CXR - bilateral infiltrates.
CT scan - fibrotic change worse at lung bases. Ground glass appearance suggests reversible alveolitis.
Lung biopsy - not necessary if CT scan is diagnostic.

43

What is the pathology of pulmonary fibrosis?

Chronic inflammatory infiltrate.
Neutrophils and fibrosis in alveolar walls +/- intra alveolar macrophages.

44

What is the prognosis for pulmonary fibrosis?

Most patients progress into respiratory failure and are dead in 5 years.

45

What do we see on investigation for Simple pneumoconiosis?

Chest X-ray abnormality but no impairment if lung function.

46

What is silicosis?

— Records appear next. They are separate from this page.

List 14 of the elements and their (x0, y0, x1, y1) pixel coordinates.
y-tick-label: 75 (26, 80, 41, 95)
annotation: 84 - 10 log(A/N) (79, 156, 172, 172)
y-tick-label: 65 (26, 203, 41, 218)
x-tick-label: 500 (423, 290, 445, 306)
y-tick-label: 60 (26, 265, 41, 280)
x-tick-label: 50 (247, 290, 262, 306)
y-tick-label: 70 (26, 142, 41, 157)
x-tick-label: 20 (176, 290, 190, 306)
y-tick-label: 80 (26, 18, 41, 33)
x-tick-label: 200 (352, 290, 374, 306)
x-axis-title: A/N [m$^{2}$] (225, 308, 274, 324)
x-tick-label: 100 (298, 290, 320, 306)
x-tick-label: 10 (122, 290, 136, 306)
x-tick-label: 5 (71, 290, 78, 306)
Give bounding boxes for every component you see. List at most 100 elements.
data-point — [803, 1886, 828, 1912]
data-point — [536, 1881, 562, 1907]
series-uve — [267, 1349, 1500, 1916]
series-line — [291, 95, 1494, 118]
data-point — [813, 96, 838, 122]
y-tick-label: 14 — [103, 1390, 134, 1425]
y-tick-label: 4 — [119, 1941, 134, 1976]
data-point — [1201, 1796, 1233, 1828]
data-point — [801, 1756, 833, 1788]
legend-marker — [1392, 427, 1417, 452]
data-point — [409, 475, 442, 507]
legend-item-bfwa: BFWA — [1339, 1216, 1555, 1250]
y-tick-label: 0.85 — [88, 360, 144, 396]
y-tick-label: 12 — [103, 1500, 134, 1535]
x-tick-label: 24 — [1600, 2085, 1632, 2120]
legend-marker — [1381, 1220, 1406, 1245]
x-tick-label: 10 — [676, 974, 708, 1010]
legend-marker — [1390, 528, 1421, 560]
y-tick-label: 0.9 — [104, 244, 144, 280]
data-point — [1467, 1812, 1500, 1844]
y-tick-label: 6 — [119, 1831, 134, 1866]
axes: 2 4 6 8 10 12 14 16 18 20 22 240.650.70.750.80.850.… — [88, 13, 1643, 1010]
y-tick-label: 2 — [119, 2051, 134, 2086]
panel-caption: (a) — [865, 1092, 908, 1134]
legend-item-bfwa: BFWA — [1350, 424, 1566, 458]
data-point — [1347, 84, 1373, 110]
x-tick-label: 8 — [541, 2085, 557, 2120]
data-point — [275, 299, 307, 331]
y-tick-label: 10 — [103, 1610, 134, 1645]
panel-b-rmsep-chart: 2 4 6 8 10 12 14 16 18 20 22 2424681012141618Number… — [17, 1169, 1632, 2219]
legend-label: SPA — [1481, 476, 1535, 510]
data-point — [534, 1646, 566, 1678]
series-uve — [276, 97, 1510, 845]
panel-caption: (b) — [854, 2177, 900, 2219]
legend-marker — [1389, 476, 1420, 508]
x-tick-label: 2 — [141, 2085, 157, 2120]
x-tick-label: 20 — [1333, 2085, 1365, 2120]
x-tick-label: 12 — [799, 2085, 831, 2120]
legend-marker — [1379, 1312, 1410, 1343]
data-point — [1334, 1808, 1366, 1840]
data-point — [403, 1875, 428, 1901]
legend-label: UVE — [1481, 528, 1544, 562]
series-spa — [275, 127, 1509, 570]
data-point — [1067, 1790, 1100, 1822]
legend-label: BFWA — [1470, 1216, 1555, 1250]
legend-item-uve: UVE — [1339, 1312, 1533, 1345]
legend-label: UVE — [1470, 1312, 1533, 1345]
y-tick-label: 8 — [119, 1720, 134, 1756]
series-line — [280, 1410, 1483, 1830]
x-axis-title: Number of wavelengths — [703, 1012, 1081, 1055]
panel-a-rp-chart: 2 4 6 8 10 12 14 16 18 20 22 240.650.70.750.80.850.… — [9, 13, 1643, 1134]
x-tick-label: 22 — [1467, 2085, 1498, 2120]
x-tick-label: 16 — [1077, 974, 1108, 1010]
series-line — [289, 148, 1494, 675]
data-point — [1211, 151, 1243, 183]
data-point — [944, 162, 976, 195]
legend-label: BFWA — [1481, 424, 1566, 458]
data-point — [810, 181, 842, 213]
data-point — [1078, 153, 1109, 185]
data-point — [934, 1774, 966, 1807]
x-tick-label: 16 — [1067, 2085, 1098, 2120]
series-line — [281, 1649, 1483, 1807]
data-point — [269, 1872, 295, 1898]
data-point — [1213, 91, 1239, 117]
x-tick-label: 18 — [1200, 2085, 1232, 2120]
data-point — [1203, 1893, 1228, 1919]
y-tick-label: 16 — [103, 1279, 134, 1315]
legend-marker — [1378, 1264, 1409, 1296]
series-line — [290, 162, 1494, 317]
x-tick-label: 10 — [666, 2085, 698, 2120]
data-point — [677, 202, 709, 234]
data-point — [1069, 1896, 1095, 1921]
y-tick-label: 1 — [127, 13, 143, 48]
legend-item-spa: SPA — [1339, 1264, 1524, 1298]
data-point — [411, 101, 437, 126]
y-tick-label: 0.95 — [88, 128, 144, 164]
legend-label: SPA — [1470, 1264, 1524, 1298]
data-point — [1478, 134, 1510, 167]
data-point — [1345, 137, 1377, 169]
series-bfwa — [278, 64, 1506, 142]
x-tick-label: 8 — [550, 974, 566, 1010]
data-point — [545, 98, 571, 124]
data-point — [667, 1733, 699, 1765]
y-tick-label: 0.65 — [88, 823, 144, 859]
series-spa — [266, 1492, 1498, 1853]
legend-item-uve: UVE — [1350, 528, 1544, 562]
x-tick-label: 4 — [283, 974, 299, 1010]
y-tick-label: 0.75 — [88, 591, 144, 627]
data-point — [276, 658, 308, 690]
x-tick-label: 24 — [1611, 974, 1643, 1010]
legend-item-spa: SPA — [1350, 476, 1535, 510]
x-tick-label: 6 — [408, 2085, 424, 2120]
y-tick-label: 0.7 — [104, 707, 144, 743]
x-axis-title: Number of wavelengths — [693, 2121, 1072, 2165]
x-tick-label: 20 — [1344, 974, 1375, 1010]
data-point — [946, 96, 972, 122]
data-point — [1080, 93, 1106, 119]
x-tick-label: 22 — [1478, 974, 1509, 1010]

What causes it? What signs does it have?

Simple pneumoconiosis.
15-20 years exposure to Quartz - mining, foundry, glass, boilers.
Shows egg shell calcification of hilar nodes on chest X-ray only.

47

What are the symptoms of chronic silicosis?

Restrictive pattern with pulmonary fibrosis.

48

Where were people exposed to asbestos?

Mining, construction, shipbuilding, boilers and piping and with cars e.g. Brakes.

49

What is the pathogenesis of asbestos contact to mesothelioma?

Contact ==> Asymptomatic benign pleural plaques ==> acute asbestos pleuritis ==> pleural effusion and diffuse pleural thickening ==> malignant mesothelioma.

50

What signs and symptoms do you get with acute asbestos pleuritis?

Fever, pain, bloody pleural effusion.

51

What is malignant mesothelioma?

Incurable pleural cancer. Presents with chest pain and pleural effusion. No available treatment. Fatal within two years.

52

Where will we find asbestos bodies?

In sputum and lung biopsy.

53

What is the pulmonary interstitium?

Alveolar lining cell types 1 and 2. Thin elastin rich connective component containing capillary blood vessels.